Kris considered that for a long moment. “I wish I could say that I felt better about that,” she finally admitted.

“I’ll wait to see how she acts when the tumor’s gone,” Taussig said. “There are bad actors, then there are people with an excuse for acting bad.”

They ate in silence for a while on that thought.

“Kris, would you like an update on the new alien planet?”

“Thank you, Nelly,” Kris said, then explained to the others at the table with her, “I’ve had her hold reports on the new aliens until we settled this problem with Sampson.

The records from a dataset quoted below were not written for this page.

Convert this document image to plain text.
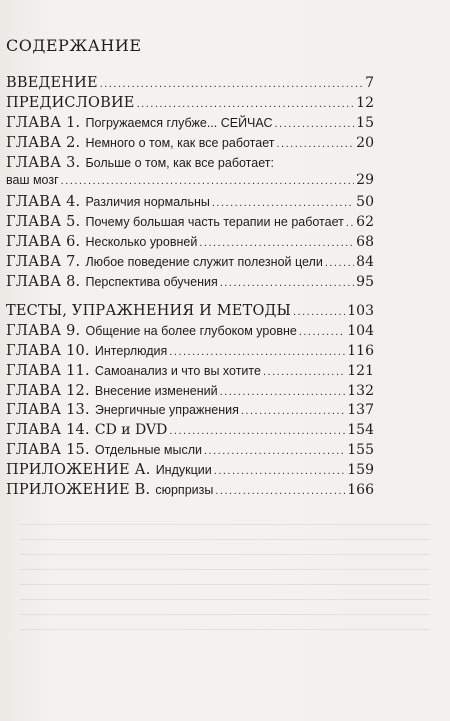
СОДЕРЖАНИЕ
ВВЕДЕНИЕ .....	7
ПРЕДИСЛОВИЕ .....	12
ГЛАВА 1. Погружаемся глубже... СЕЙЧАС .....	15
ГЛАВА 2. Немного о том, как все работает .....	20
ГЛАВА 3. Больше о том, как все работает:
ваш мозг .....	29
ГЛАВА 4. Различия нормальны .....	50
ГЛАВА 5. Почему большая часть терапии не работает ..... 62
ГЛАВА 6. Несколько уровней .....	68
ГЛАВА 7. Любое поведение служит полезной цели ..... 84
ГЛАВА 8. Перспектива обучения .....	95
ТЕСТЫ, УПРАЖНЕНИЯ И МЕТОДЫ .....	103
ГЛАВА 9. Общение на более глубоком уровне .....	104
ГЛАВА 10. Интерлюдия .....	116
ГЛАВА 11. Самоанализ и что вы хотите .....	121
ГЛАВА 12. Внесение изменений .....	132
ГЛАВА 13. Энергичные упражнения .....	137
ГЛАВА 14. CD и DVD .....	154
ГЛАВА 15. Отдельные мысли .....	155
ПРИЛОЖЕНИЕ А. Индукции .....	159
ПРИЛОЖЕНИЕ В. сюрпризы .....	166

I take it that the nasty aliens are still staying put, Nelly?”

“If they so much as budge, you will hear, even if you and Jack are . . .”

“Thank you, Nelly,” Kris interrupted.

“You’re welcome, Kris.”

Around the table, Penny was in a coughing fit. “Sorry, I was drinking when Nelly started giving way too much information.”

The recent defense counsel finished by taking a long drink of water.

“You may report now, Nelly,” Kris said, when Penny was settled and the rest were no longer looking at her and Jack in that most familiar way.

“We flung off a probe before we finished braking. It will use the fifth planet to brake before going into orbit around the fourth. The boffins are trying to use as much natural slowing as they can to avoid any bright lights. They suspect this civilization has enough technology to notice a sudden bright light in the sky.”

“I wonder what they’ll make of a fight between us and the bug-eyed monsters?” Taussig asked no one.

Nelly had mastered the rhetorical question. She let it go.

“The probe is not there yet, but the fourth planet is throwing off enough electronic media for us to do a major analysis of them without putting anything on the ground. There are several wars raging right now. It appears that the planet is just coming out of a colonial period. Do I need to explain what that is?”

“No, Nelly,” Kris said. “We all know what it means when folks one place think they should tell folks some other place how to run their lives.”

“The wars right now are being waged using conventional weapons, but, Kris, these people have fissionable atomics for power and hydrogen-enriched atomics for weapons.”

“Oh, so our bug-eyed monsters do indeed have a hot one on their hands,” Jack said, with a chuckle.

“And they have chemical weapons, too,” Nelly added. “Several of the larger armies have access to nerve gas and have fighting uniforms designed to handle the problem of it on the battlefield.”

“This just gets better and better,” Penny said. “Who are these people?”